If a company needs to set up its PIPL compliance system from scratch, it may consider taking the following actions:

  • Policy drafting. The company shall formulate data privacy policies and procedures, which shall cover issues such as general rules about data processing, responding to requests from data subjects, technical measures to protect personal data, employee communication and training, compliance audit, DPIA, protocol for data breach response and notification, or data cross-border transfer.
  • Document readiness. The company shall prepare or review the following documents to ensure they will be PIPL compliant: (i) notice and consent form for obtaining consent of data subjects (particularly for standalone consent), (ii) service contract with third-party data processors (if applicable), and (iii) standard contract with overseas data recipients for data cross-border transfer (if applicable).

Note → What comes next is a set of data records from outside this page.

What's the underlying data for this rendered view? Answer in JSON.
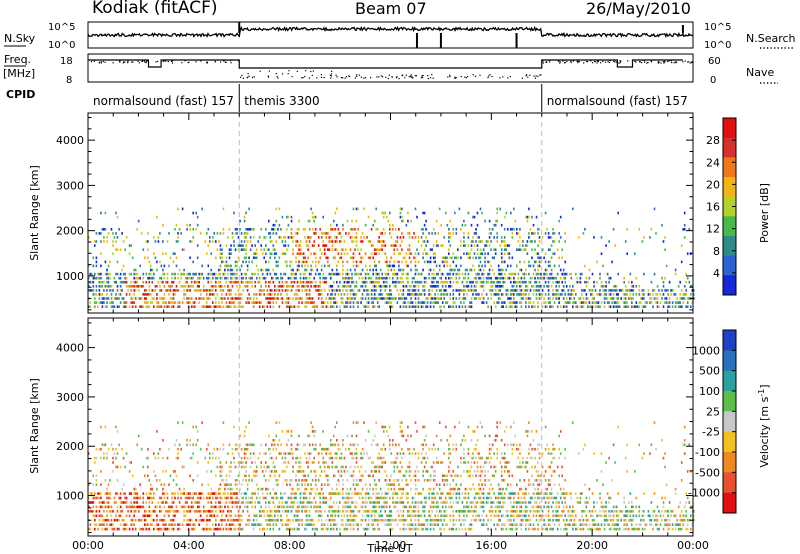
{
  "header": {
    "station": "Kodiak (fitACF)",
    "beam": "Beam 07",
    "date": "26/May/2010"
  },
  "top_panels": {
    "nsky_label": "N.Sky",
    "nsky_ticks": [
      "10^5",
      "10^0"
    ],
    "nsearch_label": "N.Search",
    "nsearch_ticks": [
      "10^5",
      "10^0"
    ],
    "freq_label_1": "Freq.",
    "freq_label_2": "[MHz]",
    "freq_ticks": [
      "18",
      "8"
    ],
    "nave_label": "Nave",
    "nave_ticks": [
      "60",
      "0"
    ],
    "cpid_label": "CPID",
    "modes": [
      {
        "name": "normalsound (fast) 157",
        "start": 0,
        "end": 6
      },
      {
        "name": "themis 3300",
        "start": 6,
        "end": 18
      },
      {
        "name": "normalsound (fast) 157",
        "start": 18,
        "end": 24
      }
    ]
  },
  "chart_data": [
    {
      "type": "heatmap",
      "name": "power",
      "xlabel": "Time UT",
      "ylabel": "Slant Range [km]",
      "xlim": [
        0,
        24
      ],
      "ylim": [
        180,
        4600
      ],
      "yticks": [
        "1000",
        "2000",
        "3000",
        "4000"
      ],
      "colorbar_label": "Power [dB]",
      "colorbar_ticks": [
        "4",
        "8",
        "12",
        "16",
        "20",
        "24",
        "28"
      ],
      "colorbar_colors": [
        "#1428d8",
        "#2a64d0",
        "#2f8a8a",
        "#4ab84a",
        "#b4d22a",
        "#f2b412",
        "#f07818",
        "#d83030",
        "#e01010"
      ],
      "colorbar_range": [
        0,
        32
      ]
    },
    {
      "type": "heatmap",
      "name": "velocity",
      "xlabel": "Time UT",
      "ylabel": "Slant Range [km]",
      "xlim": [
        0,
        24
      ],
      "ylim": [
        180,
        4600
      ],
      "yticks": [
        "1000",
        "2000",
        "3000",
        "4000"
      ],
      "colorbar_label": "Velocity [m s^-1]",
      "colorbar_ticks": [
        "1000",
        "500",
        "100",
        "25",
        "-25",
        "-100",
        "-500",
        "-1000"
      ],
      "colorbar_colors": [
        "#2040c8",
        "#2a70c0",
        "#2aa0a0",
        "#5ac04a",
        "#c8c8c8",
        "#f2c020",
        "#f08a20",
        "#e85030",
        "#e01010"
      ]
    }
  ],
  "xaxis": {
    "ticks": [
      "00:00",
      "04:00",
      "08:00",
      "12:00",
      "16:00",
      "20:00",
      "00:00"
    ],
    "title": "Time UT"
  }
}
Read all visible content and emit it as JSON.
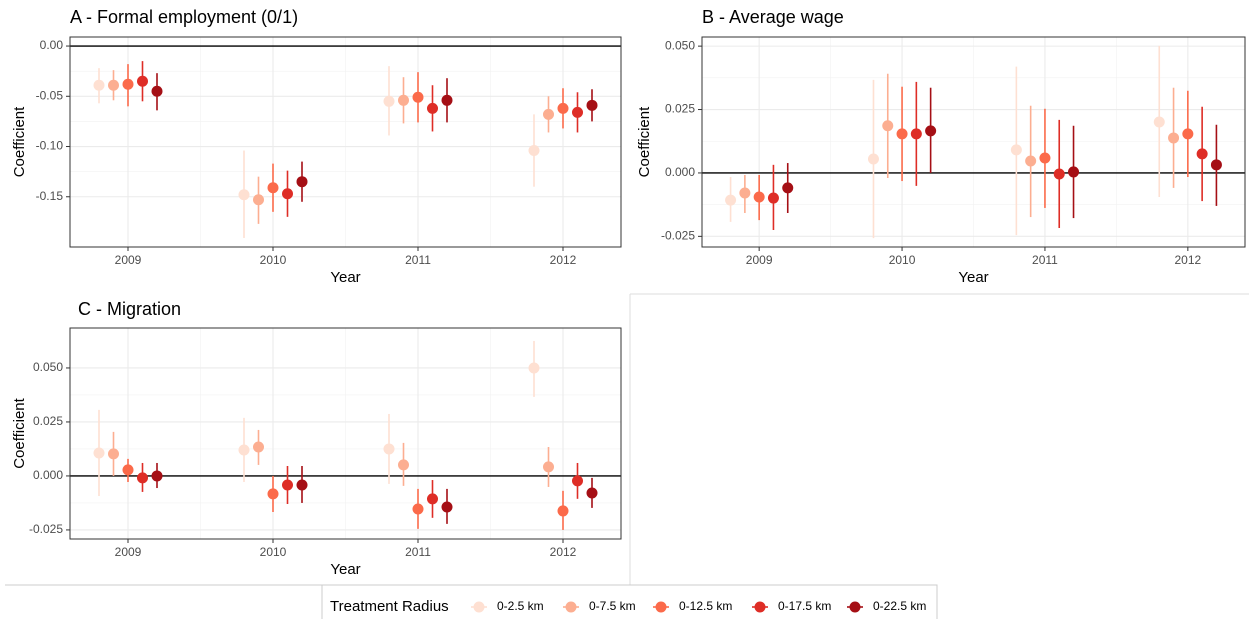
{
  "chart_data": [
    {
      "type": "pointrange",
      "title": "A - Formal employment (0/1)",
      "x_label": "Year",
      "y_label": "Coefficient",
      "categories": [
        "2009",
        "2010",
        "2011",
        "2012"
      ],
      "ylim": [
        -0.2,
        0.009
      ],
      "yticks": [
        {
          "value": 0,
          "label": "0.00"
        },
        -0.05,
        {
          "value": -0.1,
          "label": "-0.10"
        },
        -0.15
      ],
      "reference_line": 0,
      "grid": true,
      "series": [
        {
          "name": "0-2.5 km",
          "color": "#fee0d2",
          "values": [
            -0.039,
            -0.148,
            -0.055,
            -0.104
          ],
          "lower": [
            -0.057,
            -0.191,
            -0.089,
            -0.14
          ],
          "upper": [
            -0.022,
            -0.104,
            -0.02,
            -0.068
          ]
        },
        {
          "name": "0-7.5 km",
          "color": "#fcae91",
          "values": [
            -0.039,
            -0.153,
            -0.054,
            -0.068
          ],
          "lower": [
            -0.054,
            -0.177,
            -0.077,
            -0.086
          ],
          "upper": [
            -0.024,
            -0.13,
            -0.031,
            -0.05
          ]
        },
        {
          "name": "0-12.5 km",
          "color": "#fb6a4a",
          "values": [
            -0.038,
            -0.141,
            -0.051,
            -0.062
          ],
          "lower": [
            -0.06,
            -0.165,
            -0.076,
            -0.082
          ],
          "upper": [
            -0.018,
            -0.117,
            -0.026,
            -0.042
          ]
        },
        {
          "name": "0-17.5 km",
          "color": "#de2d26",
          "values": [
            -0.035,
            -0.147,
            -0.062,
            -0.066
          ],
          "lower": [
            -0.055,
            -0.17,
            -0.085,
            -0.086
          ],
          "upper": [
            -0.015,
            -0.124,
            -0.039,
            -0.046
          ]
        },
        {
          "name": "0-22.5 km",
          "color": "#a50f15",
          "values": [
            -0.045,
            -0.135,
            -0.054,
            -0.059
          ],
          "lower": [
            -0.064,
            -0.155,
            -0.076,
            -0.075
          ],
          "upper": [
            -0.027,
            -0.115,
            -0.032,
            -0.043
          ]
        }
      ]
    },
    {
      "type": "pointrange",
      "title": "B - Average wage",
      "x_label": "Year",
      "y_label": "Coefficient",
      "categories": [
        "2009",
        "2010",
        "2011",
        "2012"
      ],
      "ylim": [
        -0.0292,
        0.0536
      ],
      "yticks": [
        {
          "value": 0.05,
          "label": "0.050"
        },
        0.025,
        {
          "value": 0,
          "label": "0.000"
        },
        -0.025
      ],
      "reference_line": 0,
      "grid": true,
      "series": [
        {
          "name": "0-2.5 km",
          "color": "#fee0d2",
          "values": [
            -0.0107,
            0.0055,
            0.0091,
            0.0201
          ],
          "lower": [
            -0.0193,
            -0.0257,
            -0.0245,
            -0.0095
          ],
          "upper": [
            -0.0016,
            0.0367,
            0.0419,
            0.0501
          ]
        },
        {
          "name": "0-7.5 km",
          "color": "#fcae91",
          "values": [
            -0.0079,
            0.0186,
            0.0047,
            0.0138
          ],
          "lower": [
            -0.0158,
            -0.002,
            -0.0174,
            -0.0059
          ],
          "upper": [
            -0.0008,
            0.0391,
            0.0265,
            0.0336
          ]
        },
        {
          "name": "0-12.5 km",
          "color": "#fb6a4a",
          "values": [
            -0.0095,
            0.0154,
            0.0059,
            0.0154
          ],
          "lower": [
            -0.0186,
            -0.0032,
            -0.0138,
            -0.0016
          ],
          "upper": [
            -0.0008,
            0.034,
            0.0253,
            0.0324
          ]
        },
        {
          "name": "0-17.5 km",
          "color": "#de2d26",
          "values": [
            -0.0099,
            0.0154,
            -0.0004,
            0.0075
          ],
          "lower": [
            -0.0225,
            -0.0051,
            -0.0217,
            -0.0111
          ],
          "upper": [
            0.0032,
            0.0359,
            0.0209,
            0.0261
          ]
        },
        {
          "name": "0-22.5 km",
          "color": "#a50f15",
          "values": [
            -0.0059,
            0.0166,
            0.0004,
            0.0032
          ],
          "lower": [
            -0.0158,
            0.0,
            -0.0178,
            -0.013
          ],
          "upper": [
            0.0039,
            0.0336,
            0.0186,
            0.019
          ]
        }
      ]
    },
    {
      "type": "pointrange",
      "title": "C - Migration",
      "x_label": "Year",
      "y_label": "Coefficient",
      "categories": [
        "2009",
        "2010",
        "2011",
        "2012"
      ],
      "ylim": [
        -0.0292,
        0.0685
      ],
      "yticks": [
        {
          "value": 0.05,
          "label": "0.050"
        },
        0.025,
        {
          "value": 0,
          "label": "0.000"
        },
        -0.025
      ],
      "reference_line": 0,
      "grid": true,
      "series": [
        {
          "name": "0-2.5 km",
          "color": "#fee0d2",
          "values": [
            0.0106,
            0.012,
            0.0125,
            0.05
          ],
          "lower": [
            -0.0093,
            -0.0028,
            -0.0037,
            0.0366
          ],
          "upper": [
            0.0306,
            0.0269,
            0.0287,
            0.0625
          ]
        },
        {
          "name": "0-7.5 km",
          "color": "#fcae91",
          "values": [
            0.0102,
            0.0134,
            0.0051,
            0.0042
          ],
          "lower": [
            0.0,
            0.0051,
            -0.0046,
            -0.0051
          ],
          "upper": [
            0.0204,
            0.0213,
            0.0153,
            0.0134
          ]
        },
        {
          "name": "0-12.5 km",
          "color": "#fb6a4a",
          "values": [
            0.0028,
            -0.0083,
            -0.0153,
            -0.0162
          ],
          "lower": [
            -0.0028,
            -0.0167,
            -0.0245,
            -0.025
          ],
          "upper": [
            0.0079,
            0.0,
            -0.006,
            -0.0069
          ]
        },
        {
          "name": "0-17.5 km",
          "color": "#de2d26",
          "values": [
            -0.0009,
            -0.0042,
            -0.0106,
            -0.0023
          ],
          "lower": [
            -0.0074,
            -0.013,
            -0.0194,
            -0.0106
          ],
          "upper": [
            0.006,
            0.0046,
            -0.0019,
            0.006
          ]
        },
        {
          "name": "0-22.5 km",
          "color": "#a50f15",
          "values": [
            0.0,
            -0.0042,
            -0.0144,
            -0.0079
          ],
          "lower": [
            -0.0056,
            -0.0125,
            -0.0222,
            -0.0148
          ],
          "upper": [
            0.006,
            0.0046,
            -0.006,
            -0.0009
          ]
        }
      ]
    }
  ],
  "legend": {
    "title": "Treatment Radius",
    "position": "bottom"
  }
}
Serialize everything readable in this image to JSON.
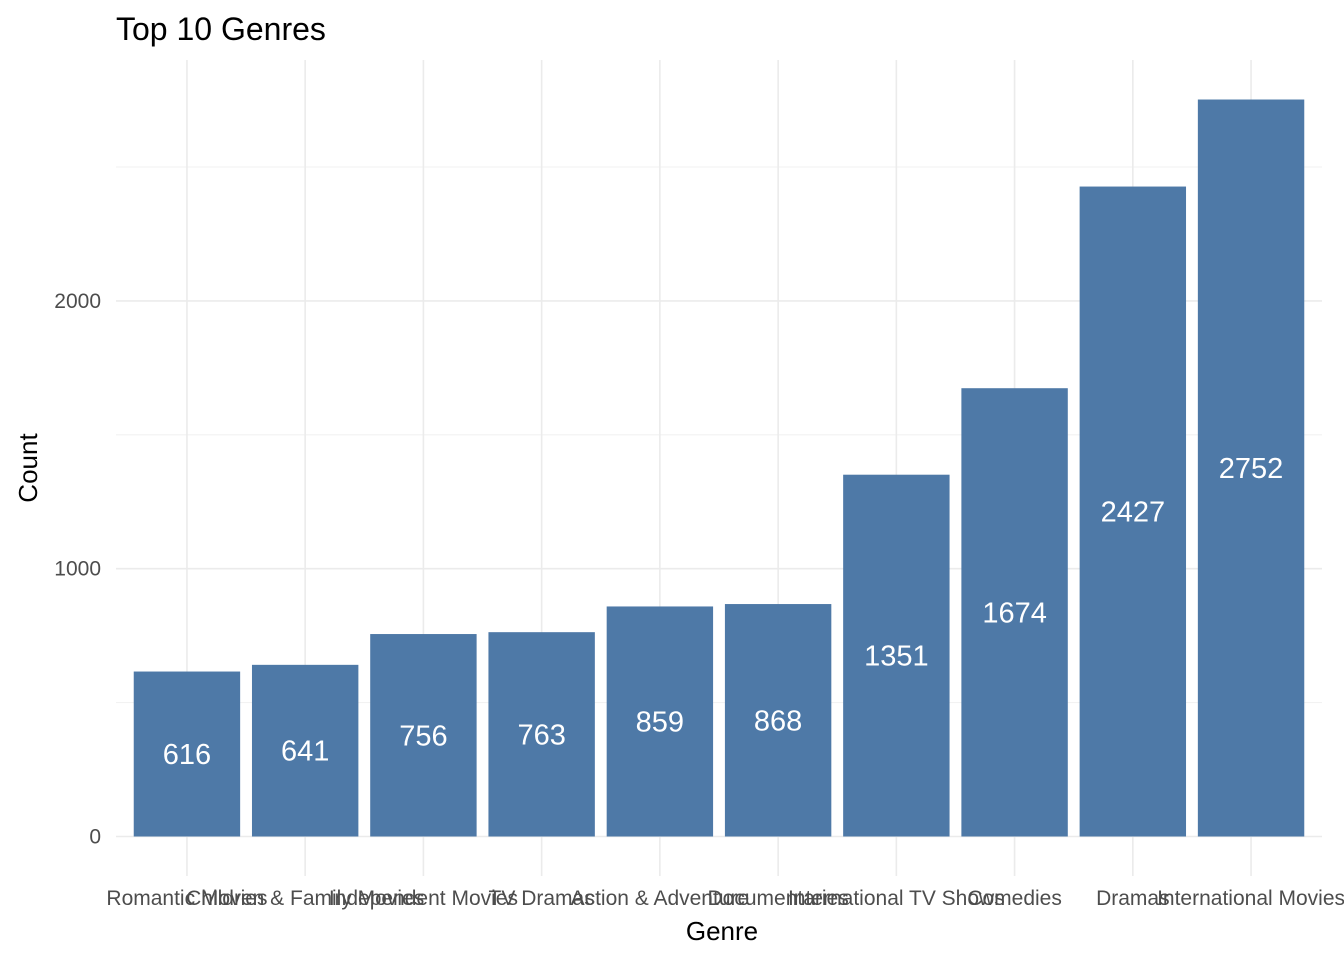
{
  "chart_data": {
    "type": "bar",
    "title": "Top 10 Genres",
    "xlabel": "Genre",
    "ylabel": "Count",
    "categories": [
      "Romantic Movies",
      "Children & Family Movies",
      "Independent Movies",
      "TV Dramas",
      "Action & Adventure",
      "Documentaries",
      "International TV Shows",
      "Comedies",
      "Dramas",
      "International Movies"
    ],
    "values": [
      616,
      641,
      756,
      763,
      859,
      868,
      1351,
      1674,
      2427,
      2752
    ],
    "ylim": [
      0,
      2900
    ],
    "yticks": [
      0,
      1000,
      2000
    ],
    "grid": true,
    "legend": "none",
    "bar_color": "#4e79a7",
    "data_label_color": "#ffffff"
  }
}
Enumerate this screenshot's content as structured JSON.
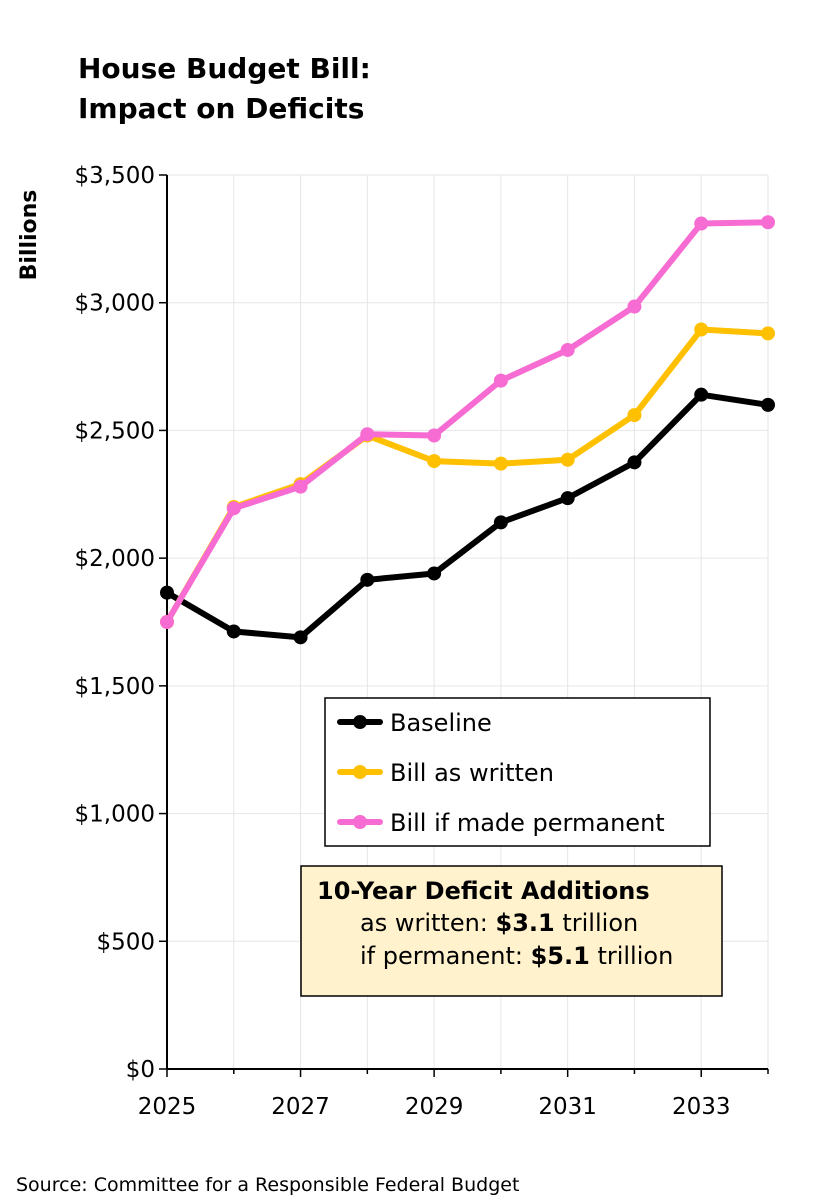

  • Technical measures. The company shall take technical measures to protect personal data, for instance, data classification, encryption, and deidentification.
  • Communication and training. The company shall communicate with employees about data privacy compliance policies and provide trainings on a regular basis.
  • Audit. The company shall regularly conduct audits on its data processing activities to ensure their compliance with PIPL.
  • DPIA. The company shall conduct the DPIA in circumstances required under PIPL.
  • Data breach notification. The company shall notify data breach to government authorities and data subjects following PIPL.
  • Data cross-border transfer. Unless it is a CIIO or a controller of large-scale personal data, the company may do the cross-border transfer by (i) obtaining stand-alone consent of data subjects (to the extent that the consent is the lawful basis for the data processing), (ii) conducting the DPIA of the cross-border transfer, and (iii) signing a standard contract with overseas data recipients.
  • Data Protection Officer (DPO). The company shall designate a DPO, if it is a large-scale personal data controller, while the threshold for such “large-scale” is to be further clarified by CAC.